De nombreux enfants du ksar suivent assidûment les cours de l’école primaire d’Aïn-Séfra. Quant à l’instruction arabe, elle est donnée par deux derrer : Si-Mostepha-ben-Taïeb l’iman de la mosquée et Si-Mohammed-ben-bou-Bekeur qui n’ont en tout et pour tout qu’une quinzaine d’élève Ces deux indigènes reçoivent, comme partout ailleurs, une kharrouba d’orge et des petites sommes d’argent. Les habitants Musulmans d’Aïn-Séfra sont affiliés à diverses confréries religieuses : les Ouled Daoudi – 35 familles – appartiennent à l’ordre du Marabout de Kenadza ; les Ouled Atta – 27 familles – à celui du Marabout de Kerzaz ; les Ouled Youcef – 25 familles – à Si Abdesselam d’Ouazzan. Quelques familles – 4 à 5 – sont affiliées à la confrérie des Tidjania.

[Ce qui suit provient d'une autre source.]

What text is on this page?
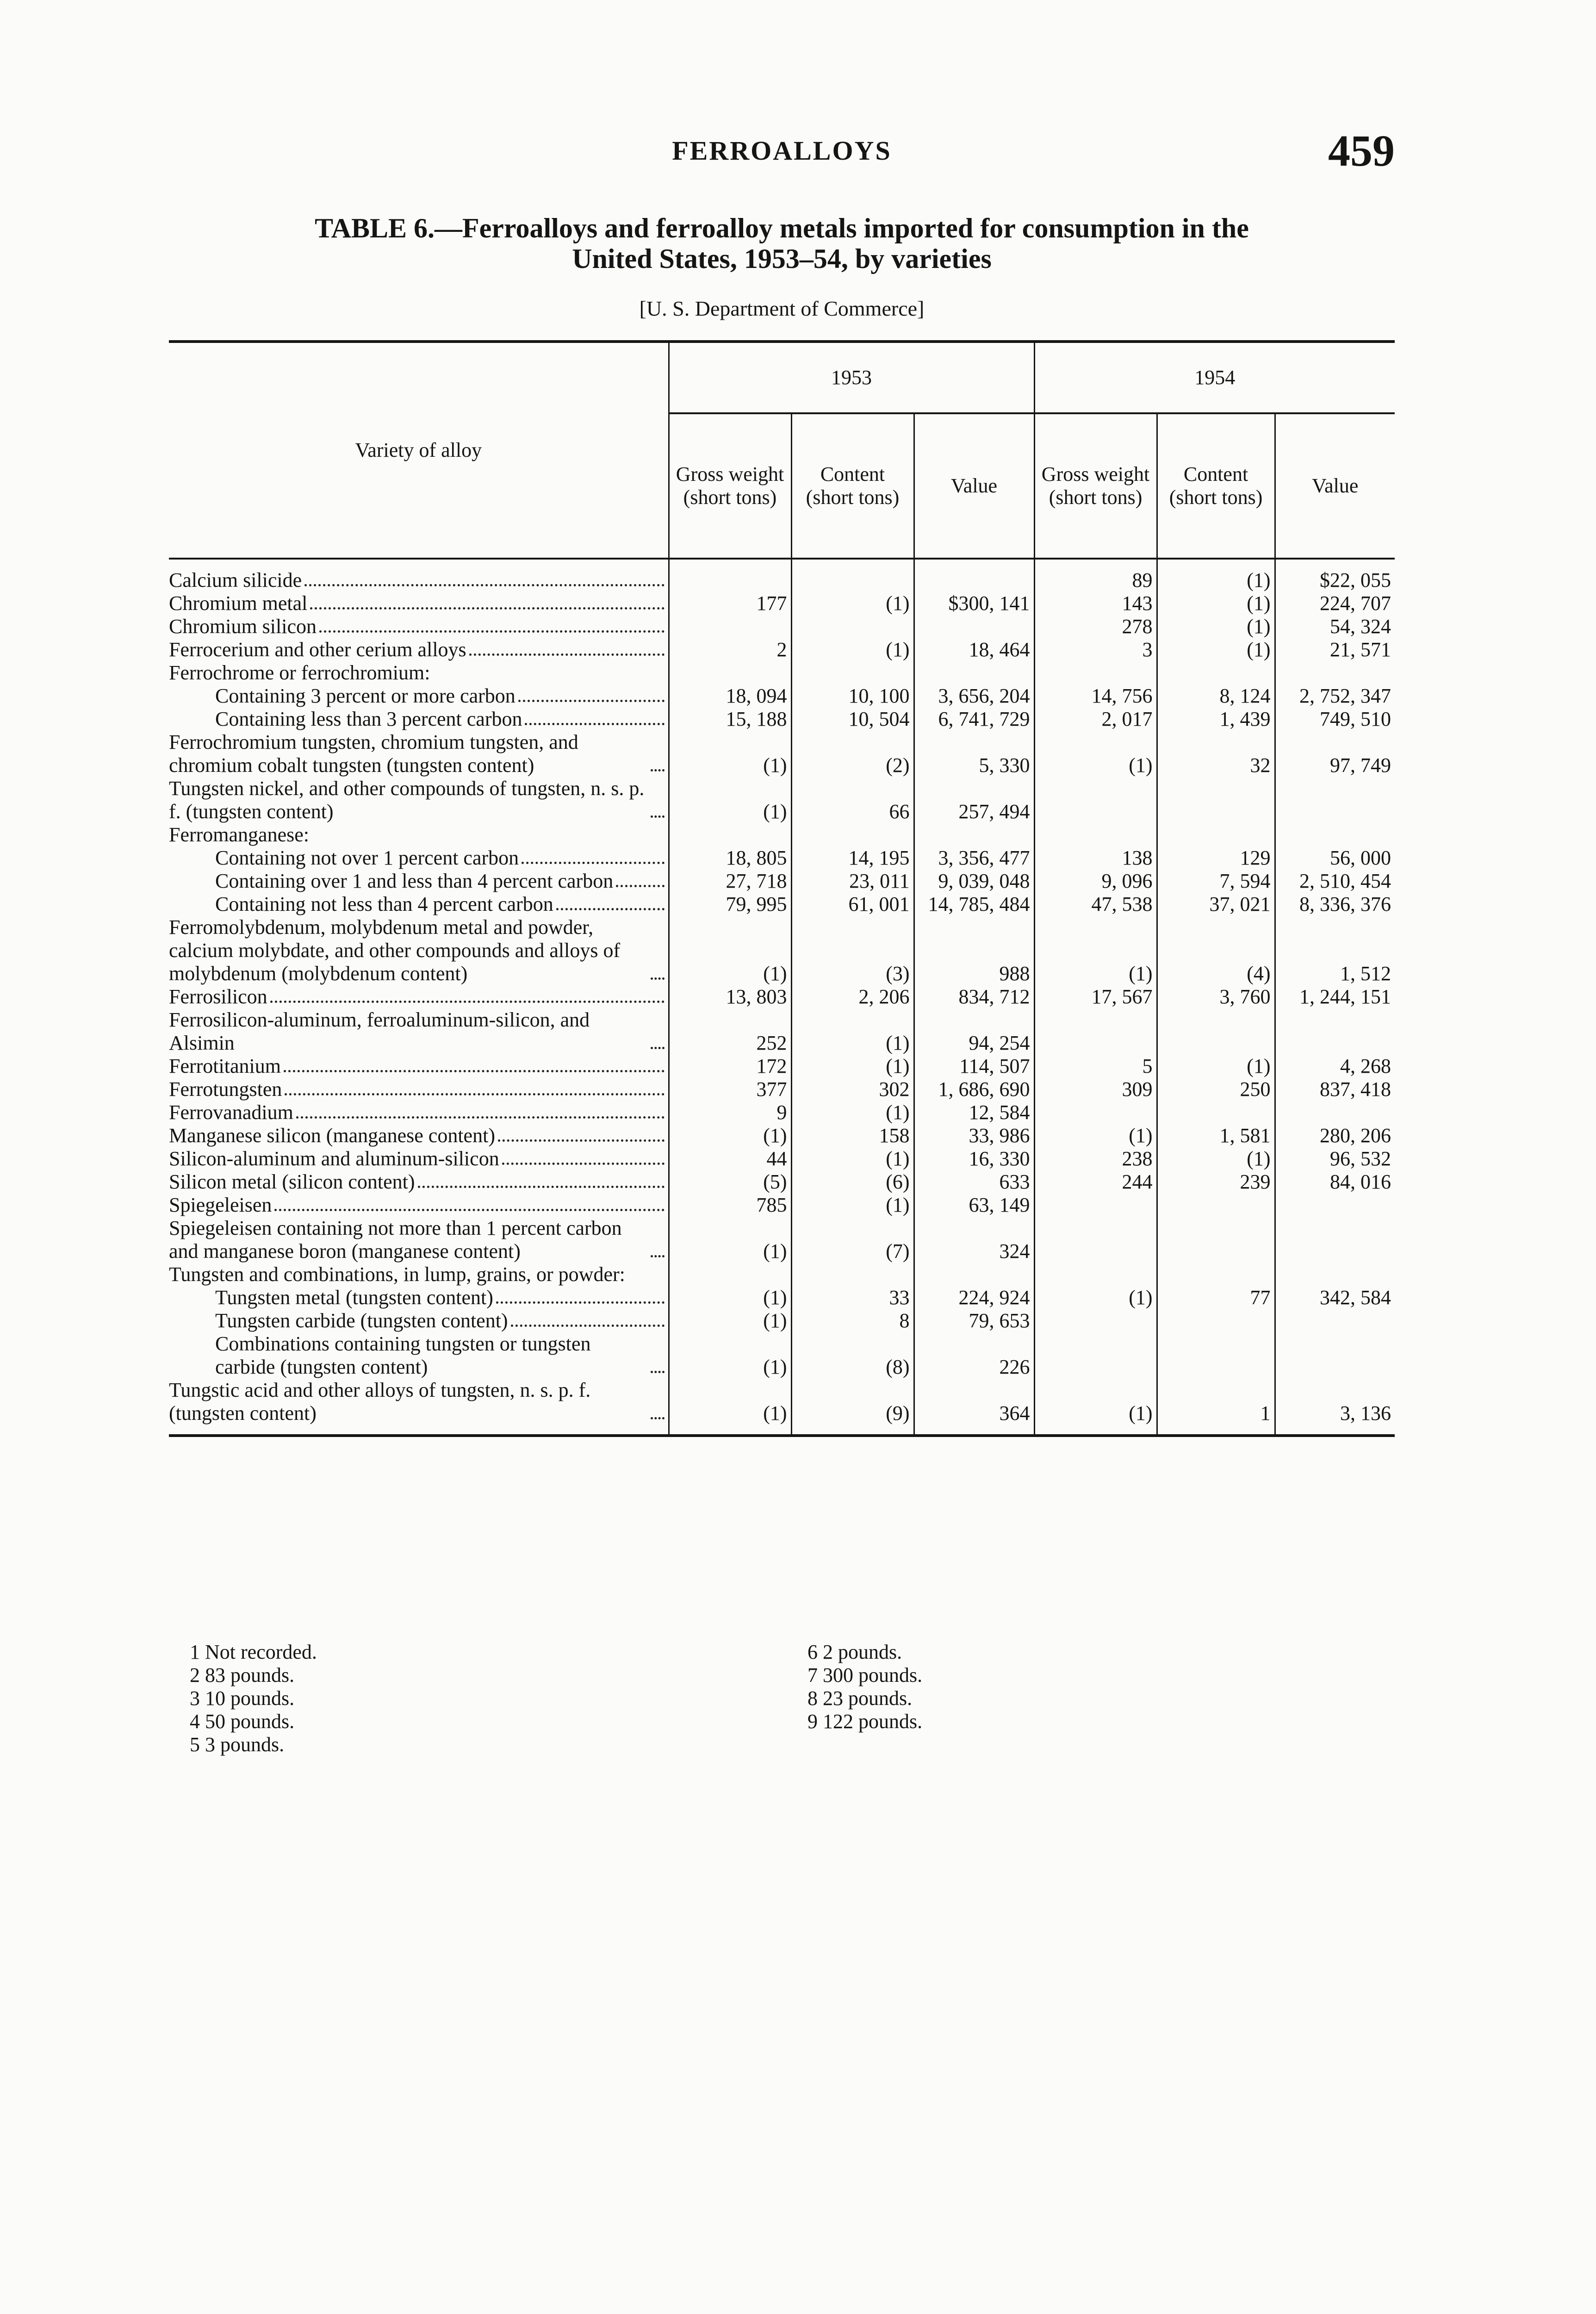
FERROALLOYS	459
TABLE 6.—Ferroalloys and ferroalloy metals imported for consumption in the
United States, 1953–54, by varieties
[U. S. Department of Commerce]
Variety of alloy	1953			1954		
	Gross weight (short tons)	Content (short tons)	Value	Gross weight (short tons)	Content (short tons)	Value

Calcium silicide				89	(1)	$22, 055

Chromium metal	177	(1)	$300, 141	143	(1)	224, 707

Chromium silicon				278	(1)	54, 324

Ferrocerium and other cerium alloys	2	(1)	18, 464	3	(1)	21, 571

Ferrochrome or ferrochromium:						

Containing 3 percent or more carbon	18, 094	10, 100	3, 656, 204	14, 756	8, 124	2, 752, 347

Containing less than 3 percent carbon	15, 188	10, 504	6, 741, 729	2, 017	1, 439	749, 510

Ferrochromium tungsten, chromium tungsten, and chromium cobalt tungsten (tungsten content)	(1)	(2)	5, 330	(1)	32	97, 749

Tungsten nickel, and other compounds of tungsten, n. s. p. f. (tungsten content)	(1)	66	257, 494			

Ferromanganese:						

Containing not over 1 percent carbon	18, 805	14, 195	3, 356, 477	138	129	56, 000

Containing over 1 and less than 4 percent carbon	27, 718	23, 011	9, 039, 048	9, 096	7, 594	2, 510, 454

Containing not less than 4 percent carbon	79, 995	61, 001	14, 785, 484	47, 538	37, 021	8, 336, 376

Ferromolybdenum, molybdenum metal and powder, calcium molybdate, and other compounds and alloys of molybdenum (molybdenum content)	(1)	(3)	988	(1)	(4)	1, 512

Ferrosilicon	13, 803	2, 206	834, 712	17, 567	3, 760	1, 244, 151

Ferrosilicon-aluminum, ferroaluminum-silicon, and Alsimin	252	(1)	94, 254			

Ferrotitanium	172	(1)	114, 507	5	(1)	4, 268

Ferrotungsten	377	302	1, 686, 690	309	250	837, 418

Ferrovanadium	9	(1)	12, 584			

Manganese silicon (manganese content)	(1)	158	33, 986	(1)	1, 581	280, 206

Silicon-aluminum and aluminum-silicon	44	(1)	16, 330	238	(1)	96, 532

Silicon metal (silicon content)	(5)	(6)	633	244	239	84, 016

Spiegeleisen	785	(1)	63, 149			

Spiegeleisen containing not more than 1 percent carbon and manganese boron (manganese content)	(1)	(7)	324			

Tungsten and combinations, in lump, grains, or powder:						

Tungsten metal (tungsten content)	(1)	33	224, 924	(1)	77	342, 584

Tungsten carbide (tungsten content)	(1)	8	79, 653			

Combinations containing tungsten or tungsten carbide (tungsten content)	(1)	(8)	226			

Tungstic acid and other alloys of tungsten, n. s. p. f. (tungsten content)	(1)	(9)	364	(1)	1	3, 136
1 Not recorded.
2 83 pounds.
3 10 pounds.
4 50 pounds.
5 3 pounds.
6 2 pounds.
7 300 pounds.
8 23 pounds.
9 122 pounds.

Tous ces ordres sont représentés au Ksar par des Mokaddem qui perçoivent les ziaras : El Hadk Mohamed bel Arbi (ex Caïd révoqué) pour Kenadza ; El Hadj Seddik ex-Caïd également révoqué pour Kerzaz et Si Bou Dekhil ben Sahraoui pour Ouazzan.
Les besoins du culte sont assurés et la mosquée est desservie par un Iman salarié par le budget des cultes. L’immeuble ainsi que les koubba bâties aux environs du ksar sont entretenus par les soins des habitants.
Les principales koubbas d’Aïn-Séfra sont celles élevées à la mémoire de Sidi-bou-Djemaa, de Mouley-Abdelkader et de Sidi-ben-Saheli. Ces koubbas sont visitées régulièrement ; les Musulmans invoquent ces saints à l’image des Chrétiens qui invoquent la Vierge Marie ou bien d’autres Saints de l’Eglise.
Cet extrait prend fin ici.